To collect rows, I wrote a python script which takes in a file, chunks it, run the model on every chunk, then writes to a csv with two columns: input and output. After that, I just used google sheets to review the model outputs.
I have a rule I’m starting to form about LLM tasks: if you can’t do it, the model can’t do it. If you’re looking at the prompt and thinking, “how the heck would I do that”, then it’s likely the model isn’t going to generate great output. When I first started labeling input/output pairs, the input chunks were poorly formatted with cutoffs in bad places. I was chunking just based on character count and but it led to poorly formatted files which sometimes were missing key fields about a location.
In order to make the task easier, I wrote per filetype preprocessors for likely filetypes. For each I wrote a pretty printer and a chunker that uses the nifty RecursiveCharacterTextSplitter from LangChain. For example here is my text splitter for KML files.
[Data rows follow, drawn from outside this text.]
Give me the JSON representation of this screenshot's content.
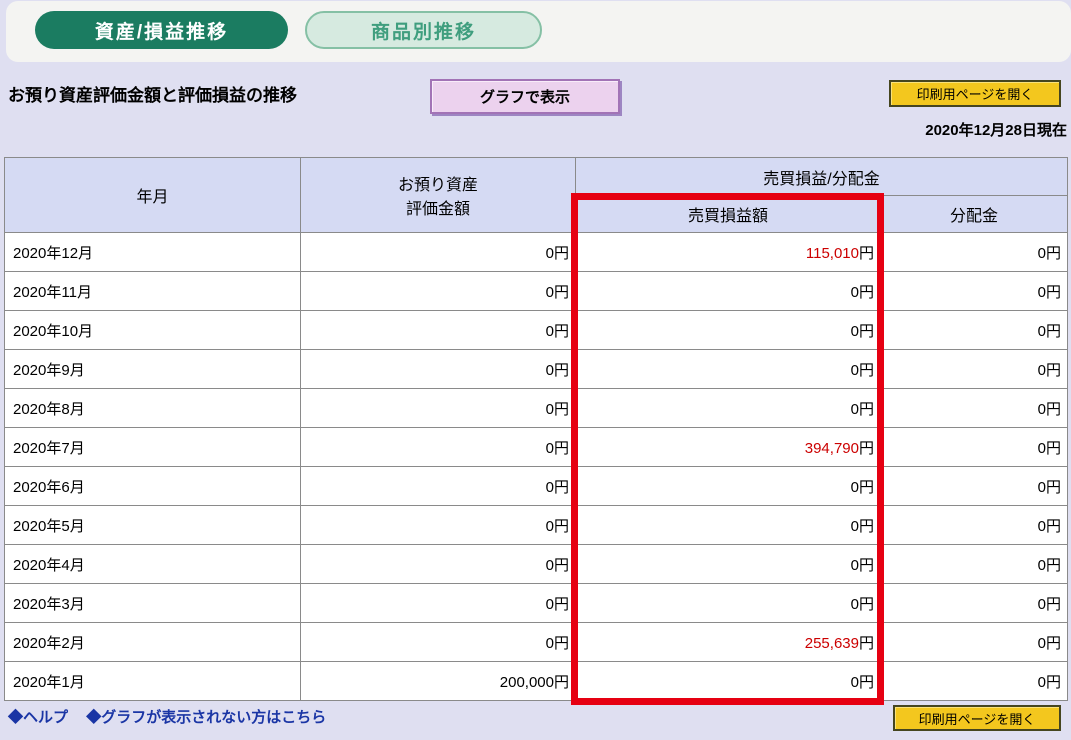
{
  "tabs": {
    "asset_pl_tab": "資産/損益推移",
    "by_product_tab": "商品別推移"
  },
  "toolbar": {
    "title": "お預り資産評価金額と評価損益の推移",
    "graph_button": "グラフで表示",
    "print_button": "印刷用ページを開く",
    "as_of_date": "2020年12月28日現在"
  },
  "table": {
    "headers": {
      "month": "年月",
      "asset_line1": "お預り資産",
      "asset_line2": "評価金額",
      "pl_group": "売買損益/分配金",
      "pl": "売買損益額",
      "dividend": "分配金"
    },
    "currency_suffix": "円",
    "rows": [
      {
        "month": "2020年12月",
        "asset": "0",
        "pl": "115,010",
        "pl_red": true,
        "dividend": "0"
      },
      {
        "month": "2020年11月",
        "asset": "0",
        "pl": "0",
        "pl_red": false,
        "dividend": "0"
      },
      {
        "month": "2020年10月",
        "asset": "0",
        "pl": "0",
        "pl_red": false,
        "dividend": "0"
      },
      {
        "month": "2020年9月",
        "asset": "0",
        "pl": "0",
        "pl_red": false,
        "dividend": "0"
      },
      {
        "month": "2020年8月",
        "asset": "0",
        "pl": "0",
        "pl_red": false,
        "dividend": "0"
      },
      {
        "month": "2020年7月",
        "asset": "0",
        "pl": "394,790",
        "pl_red": true,
        "dividend": "0"
      },
      {
        "month": "2020年6月",
        "asset": "0",
        "pl": "0",
        "pl_red": false,
        "dividend": "0"
      },
      {
        "month": "2020年5月",
        "asset": "0",
        "pl": "0",
        "pl_red": false,
        "dividend": "0"
      },
      {
        "month": "2020年4月",
        "asset": "0",
        "pl": "0",
        "pl_red": false,
        "dividend": "0"
      },
      {
        "month": "2020年3月",
        "asset": "0",
        "pl": "0",
        "pl_red": false,
        "dividend": "0"
      },
      {
        "month": "2020年2月",
        "asset": "0",
        "pl": "255,639",
        "pl_red": true,
        "dividend": "0"
      },
      {
        "month": "2020年1月",
        "asset": "200,000",
        "pl": "0",
        "pl_red": false,
        "dividend": "0"
      }
    ]
  },
  "footer": {
    "help_link": "◆ヘルプ",
    "graph_help_link": "◆グラフが表示されない方はこちら",
    "print_button": "印刷用ページを開く"
  },
  "colors": {
    "accent_green": "#1b7c61",
    "inactive_tab_green": "#d6eae0",
    "highlight_red": "#e60012",
    "negative_red": "#cc0000",
    "button_yellow": "#f3c71e",
    "graph_button_purple": "#ecd2ee",
    "link_blue": "#1a35a5",
    "header_cell_blue": "#d5daf3",
    "page_lavender": "#dfdff1"
  }
}
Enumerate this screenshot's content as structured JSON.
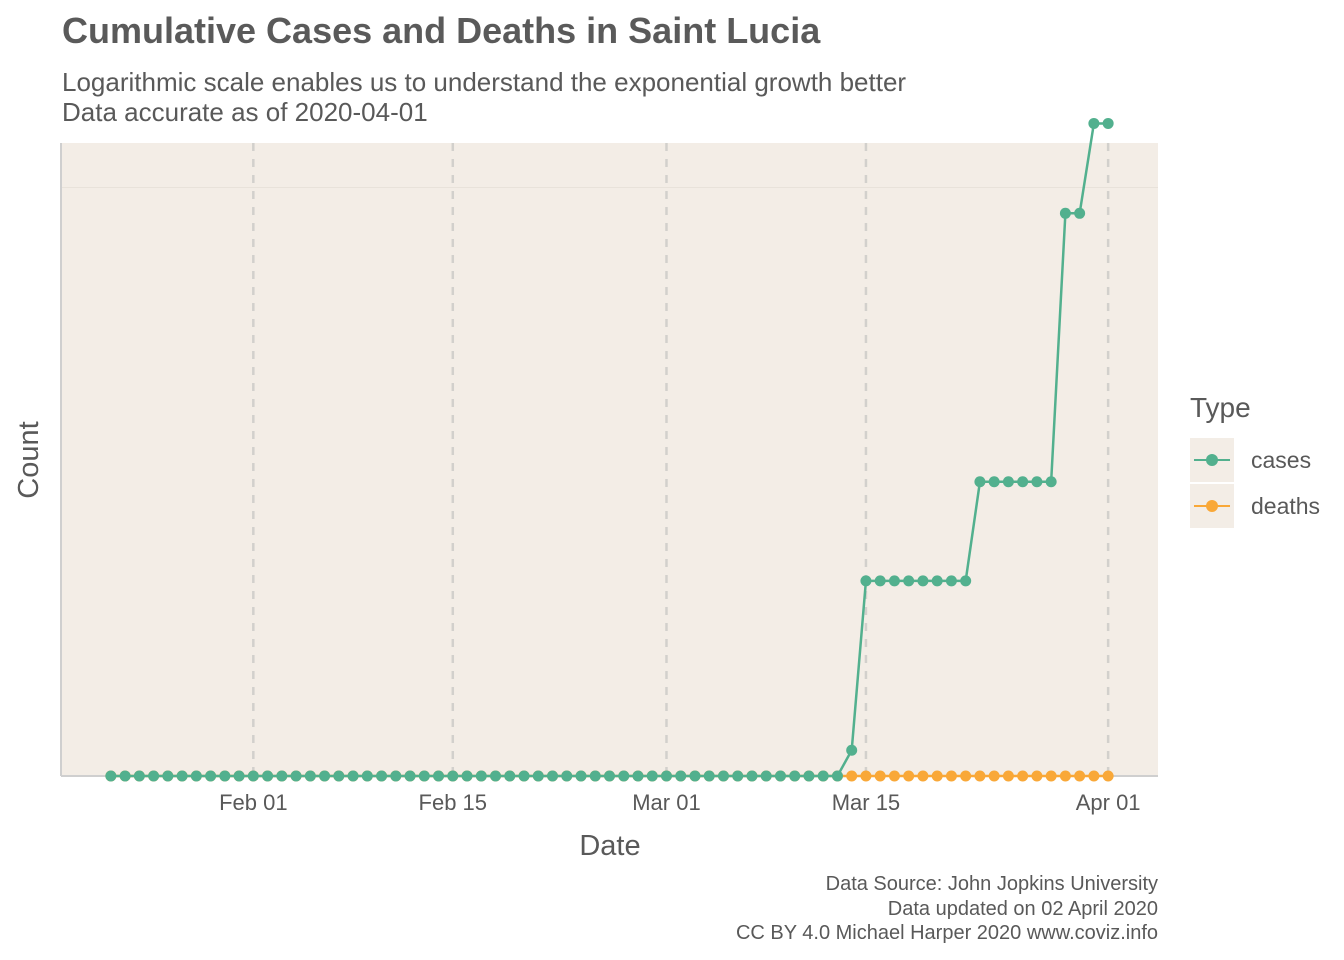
{
  "title": "Cumulative Cases and Deaths in Saint Lucia",
  "subtitle_line1": "Logarithmic scale enables us to understand the exponential growth better",
  "subtitle_line2": "Data accurate as of 2020-04-01",
  "caption": {
    "line1": "Data Source: John Jopkins University",
    "line2": "Data updated on 02 April 2020",
    "line3": "CC BY 4.0 Michael Harper 2020 www.coviz.info"
  },
  "legend": {
    "title": "Type",
    "items": [
      {
        "label": "cases",
        "color": "#52b08e"
      },
      {
        "label": "deaths",
        "color": "#f9a838"
      }
    ]
  },
  "chart_data": {
    "type": "line",
    "title": "Cumulative Cases and Deaths in Saint Lucia",
    "xlabel": "Date",
    "ylabel": "Count",
    "yscale": "log",
    "x_start": "2020-01-22",
    "x_end": "2020-04-01",
    "xlim_day_offsets": [
      -3.5,
      73.5
    ],
    "x_ticks": [
      {
        "label": "Feb 01",
        "day": 10
      },
      {
        "label": "Feb 15",
        "day": 24
      },
      {
        "label": "Mar 01",
        "day": 39
      },
      {
        "label": "Mar 15",
        "day": 53
      },
      {
        "label": "Apr 01",
        "day": 70
      }
    ],
    "ylim": [
      0.9,
      12
    ],
    "y_gridlines": [
      10
    ],
    "series": [
      {
        "name": "cases",
        "color": "#52b08e",
        "start_day": 0,
        "values": [
          0,
          0,
          0,
          0,
          0,
          0,
          0,
          0,
          0,
          0,
          0,
          0,
          0,
          0,
          0,
          0,
          0,
          0,
          0,
          0,
          0,
          0,
          0,
          0,
          0,
          0,
          0,
          0,
          0,
          0,
          0,
          0,
          0,
          0,
          0,
          0,
          0,
          0,
          0,
          0,
          0,
          0,
          0,
          0,
          0,
          0,
          0,
          0,
          0,
          0,
          0,
          0,
          1,
          2,
          2,
          2,
          2,
          2,
          2,
          2,
          2,
          3,
          3,
          3,
          3,
          3,
          3,
          9,
          9,
          13,
          13
        ]
      },
      {
        "name": "deaths",
        "color": "#f9a838",
        "start_day": 0,
        "values": [
          0,
          0,
          0,
          0,
          0,
          0,
          0,
          0,
          0,
          0,
          0,
          0,
          0,
          0,
          0,
          0,
          0,
          0,
          0,
          0,
          0,
          0,
          0,
          0,
          0,
          0,
          0,
          0,
          0,
          0,
          0,
          0,
          0,
          0,
          0,
          0,
          0,
          0,
          0,
          0,
          0,
          0,
          0,
          0,
          0,
          0,
          0,
          0,
          0,
          0,
          0,
          0,
          0,
          0,
          0,
          0,
          0,
          0,
          0,
          0,
          0,
          0,
          0,
          0,
          0,
          0,
          0,
          0,
          0,
          0,
          0
        ]
      }
    ]
  }
}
def chunk_xml(xml_str: str) -> List[str]:
xml_str = pretty_print_xml(xml_str)
text_splitter = RecursiveCharacterTextSplitter(
chunk_size=3000,
chunk_overlap=0,
separators= [
r"<\/Placemark>", # end of placemark for KML
r"</\w+>", # closing tag
r"\n", # newlines
r"\s+", # any run of whitespace
"" # fallback to individual characters
],
keep_separator="end",
is_separator_regex=True,
)
return text_splitter.split_text(xml_str)
Now that I had my problem framed into an LLM task that I myself was actually capable of doing, I annotated 4 diverse examples to produce my first training set! Interestingly, the zero shot model performance at this stage was actually already pretty good. I think that zero shot performance is a good indicator of how well framed a task is.
Modeling Round 3
Adding Few Shot Examples to the prompt
Now that I had a training set (with all of 4 rows), I added them to my prompt as Few Shot examples. In DSPy, this is how you add examples as few shot to your prompt.
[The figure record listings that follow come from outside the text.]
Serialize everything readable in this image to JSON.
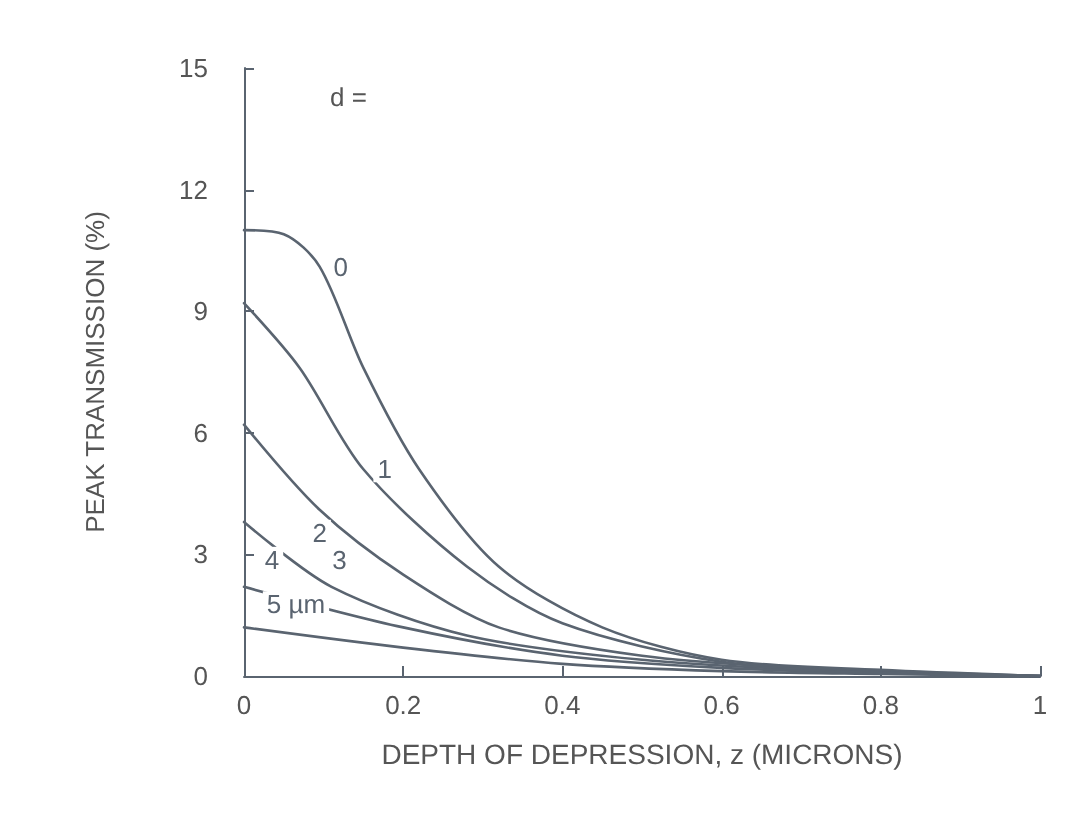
{
  "chart_data": {
    "type": "line",
    "xlabel": "DEPTH OF DEPRESSION, z (MICRONS)",
    "ylabel": "PEAK TRANSMISSION (%)",
    "annotations": [
      "d ="
    ],
    "xlim": [
      0,
      1.0
    ],
    "xticks": [
      0,
      0.2,
      0.4,
      0.6,
      0.8,
      1.0
    ],
    "ylim": [
      0,
      15
    ],
    "yticks": [
      0,
      3,
      6,
      9,
      12,
      15
    ],
    "grid": false,
    "legend": false,
    "marker": "none",
    "line_style": "solid",
    "series": [
      {
        "name": "0",
        "color": "#5a6470",
        "x": [
          0,
          0.05,
          0.095,
          0.15,
          0.22,
          0.32,
          0.45,
          0.6,
          0.8,
          1.0
        ],
        "values": [
          11.0,
          10.9,
          10.1,
          7.6,
          5.1,
          2.7,
          1.2,
          0.4,
          0.15,
          0
        ]
      },
      {
        "name": "1",
        "color": "#5a6470",
        "x": [
          0,
          0.07,
          0.15,
          0.28,
          0.4,
          0.6,
          0.8,
          1.0
        ],
        "values": [
          9.2,
          7.6,
          5.1,
          2.7,
          1.3,
          0.35,
          0.1,
          0
        ]
      },
      {
        "name": "2",
        "color": "#5a6470",
        "x": [
          0,
          0.095,
          0.2,
          0.32,
          0.5,
          0.7,
          1.0
        ],
        "values": [
          6.2,
          4.1,
          2.5,
          1.2,
          0.5,
          0.2,
          0
        ]
      },
      {
        "name": "3",
        "color": "#5a6470",
        "x": [
          0,
          0.11,
          0.28,
          0.5,
          0.75,
          1.0
        ],
        "values": [
          3.8,
          2.2,
          1.0,
          0.4,
          0.12,
          0
        ]
      },
      {
        "name": "4",
        "color": "#5a6470",
        "x": [
          0,
          0.2,
          0.4,
          0.6,
          0.8,
          1.0
        ],
        "values": [
          2.2,
          1.2,
          0.5,
          0.2,
          0.08,
          0
        ]
      },
      {
        "name": "5 µm",
        "color": "#5a6470",
        "x": [
          0,
          0.2,
          0.4,
          0.6,
          0.8,
          1.0
        ],
        "values": [
          1.2,
          0.7,
          0.3,
          0.12,
          0.05,
          0
        ]
      }
    ]
  }
}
predictor = dspy.Predict(LocationSignature)
labeled_examples = load_outputs("labeled-data.csv")
optimizer = dspy.teleprompt.LabeledFewShot()
predictor = optimizer.compile(student=predictor, trainset=labeled_examples)
Deployment Round 2
Deploying the chunked model
I have Model 2 deployed and I’m collecting more data from a few friends before I share it wider!
Takeaways
My Opinion of DSPy
DSPy scales to the amount of data you have available. For the first 2 rounds of modeling, I had zero example data and no evaluation function but I was able to produce a decent model. Once I had collected a few rows I was able to incorporate them as few shot examples. And once I additionally collect more rows, DSPy provides more ways to optimize a predictor using that data e.g. training an adapter.
The Model Development Cycle
I think that the Model Development Cycle is the right mental model for LLM tasks, but with the slight addendum that if you have no data, you should just start with building a zero shot model. From there, I think the best thing you can do is build an annotation workflow and start annotating inputs and outputs, and reframing the input data whenever it seems to you that the task is too hard as is.
Next Steps
What I need next is a plan for how to actually collect data once I share my deployed model. It seems easy to collect positive signals from the user and send these rows back into data training, but how do I use negative examples where the user was upset with the generation process?
I am curious, is there a general method for bootstrapping a model when all you have is unstructured data and a human to say yes/no on the outputs? (besides the process I’m doing of re-annotating the failures to create positive examples)
If you have any advice, I’d love to hear from you!